Прошла уже целая неделя. Он шел на поправку. Волосы стали понемногу отрастать, швы на лице почти рассосались, и теперь ему накладывали совсем легкую бинтовую маску. Временами маску снимали, давая нано-коже подышать. Он уже мог вставать с кровати и самостоятельно ухаживать за собой. На удивление искусственная кожа приживалась чрезвычайно быстро.
Вчера Марк впервые после операции посмотрел на себя в зеркало без маски. В зеркале он увидел изуродованное чужое лицо, и ему стало страшно.
«Этого не может быть. Это не я», — он все никак не мог поверить в случившееся, — «Нет-нет».
Он закрыл глаза и затем опять открыл их.
«Откуда я могу знать, что это я?»
По каким признакам ты понимаешь, что ты — это именно ты и есть? Неужели лишь по отражению в зеркале? По человеку в зеркале ты судишь о том, какой ты и безоговорочно веришь, что отражение является именно тобой? Но ведь отражение солнца в луне совсем не похоже на настоящее солнце.
Он смотрел в зеркало и видел совершенно чужого человека. Видел его щеки, сшитые как лоскутное одеяло из геометрически правильных кусков искусственной кожи. Видел его мертвецки белый синтетический лоб, который уже никогда не прорежут хмурые глубокие морщины. Видел щели его глаз, прикрытые опухшими безволосыми веками, а по бокам головы — нелепо торчащие из редких рыжих островков изуродованные огнем уши. В центре лица урода выступал большой бордовый нос и под ним кривые, еле различимые ниточки губ. Раньше он не сомневался, что человек в зеркале — это он. Никогда не сомневался. Даже мысли такой не возникало. А теперь?
Он поднял забинтованную руку, и человек в зеркале сделал тоже самое. У него была такая же забинтованная рука. Марк моргнул, и человек моргнул в ответ.
«Эй ты, урод!» — негромко крикнул Марк. И человек тоже крикнул Марку: «Эй ты, урод!»
Два урода через зеркальное стекло пристально рассматривали друг друга.
«Вот так я и понимаю что в зеркале я», — выдохнул Марк.
В течение всей его жизни человек в отражении постоянно менялся.
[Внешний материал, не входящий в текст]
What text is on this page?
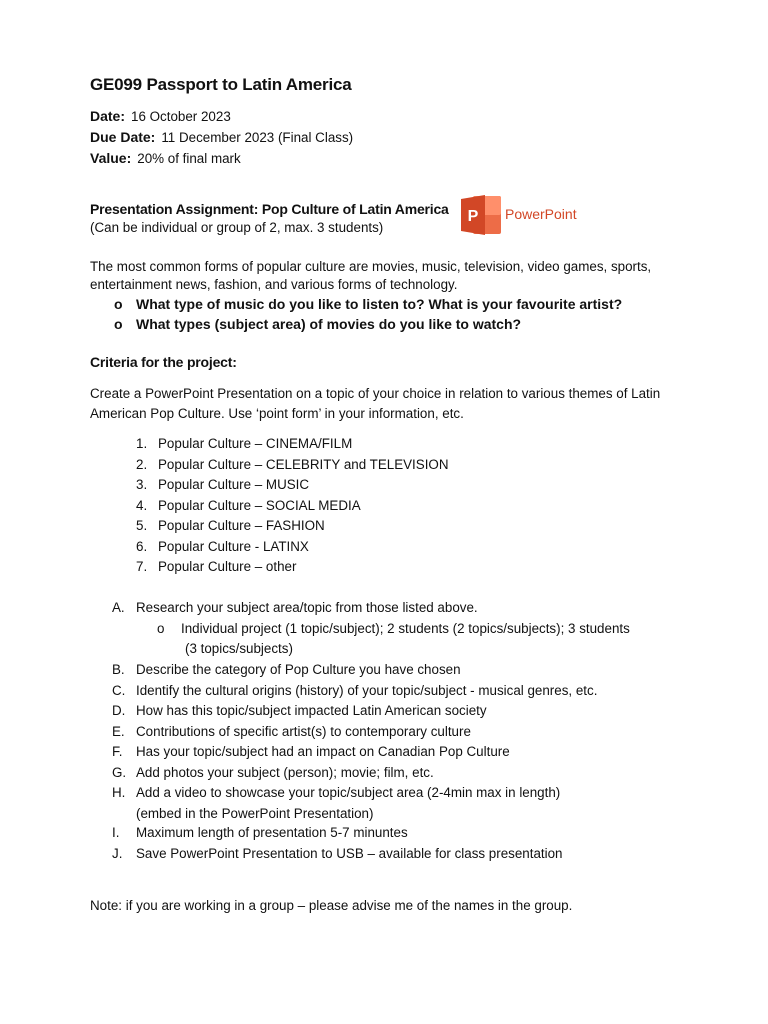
GE099 Passport to Latin America
Date: 16 October 2023
Due Date: 11 December 2023 (Final Class)
Value: 20% of final mark
Presentation Assignment: Pop Culture of Latin America
(Can be individual or group of 2, max. 3 students)
P PowerPoint
The most common forms of popular culture are movies, music, television, video games, sports,
entertainment news, fashion, and various forms of technology.
o What type of music do you like to listen to? What is your favourite artist?
o What types (subject area) of movies do you like to watch?
Criteria for the project:
Create a PowerPoint Presentation on a topic of your choice in relation to various themes of Latin
American Pop Culture. Use ‘point form’ in your information, etc.
1. Popular Culture – CINEMA/FILM
2. Popular Culture – CELEBRITY and TELEVISION
3. Popular Culture – MUSIC
4. Popular Culture – SOCIAL MEDIA
5. Popular Culture – FASHION
6. Popular Culture - LATINX
7. Popular Culture – other
A. Research your subject area/topic from those listed above.
o Individual project (1 topic/subject); 2 students (2 topics/subjects); 3 students
(3 topics/subjects)
B. Describe the category of Pop Culture you have chosen
C. Identify the cultural origins (history) of your topic/subject - musical genres, etc.
D. How has this topic/subject impacted Latin American society
E. Contributions of specific artist(s) to contemporary culture
F. Has your topic/subject had an impact on Canadian Pop Culture
G. Add photos your subject (person); movie; film, etc.
H. Add a video to showcase your topic/subject area (2-4min max in length)
(embed in the PowerPoint Presentation)
I. Maximum length of presentation 5-7 minuntes
J. Save PowerPoint Presentation to USB – available for class presentation
Note: if you are working in a group – please advise me of the names in the group.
Когда-то давно, в детстве, из зеркала на Марка смотрел маленький мальчик, который не любил умываться и лишь брызгал водой себе на лицо. Потом появился рыжий подросток, постоянно корчивший рожи. Затем подростка сменил молодой человек, с пушком вместо щетины. Дальше он перестал обращать внимание на того, кто в зеркале.
И вот сейчас он опять пристально разглядывал свое отражение. Он заново знакомился с собой.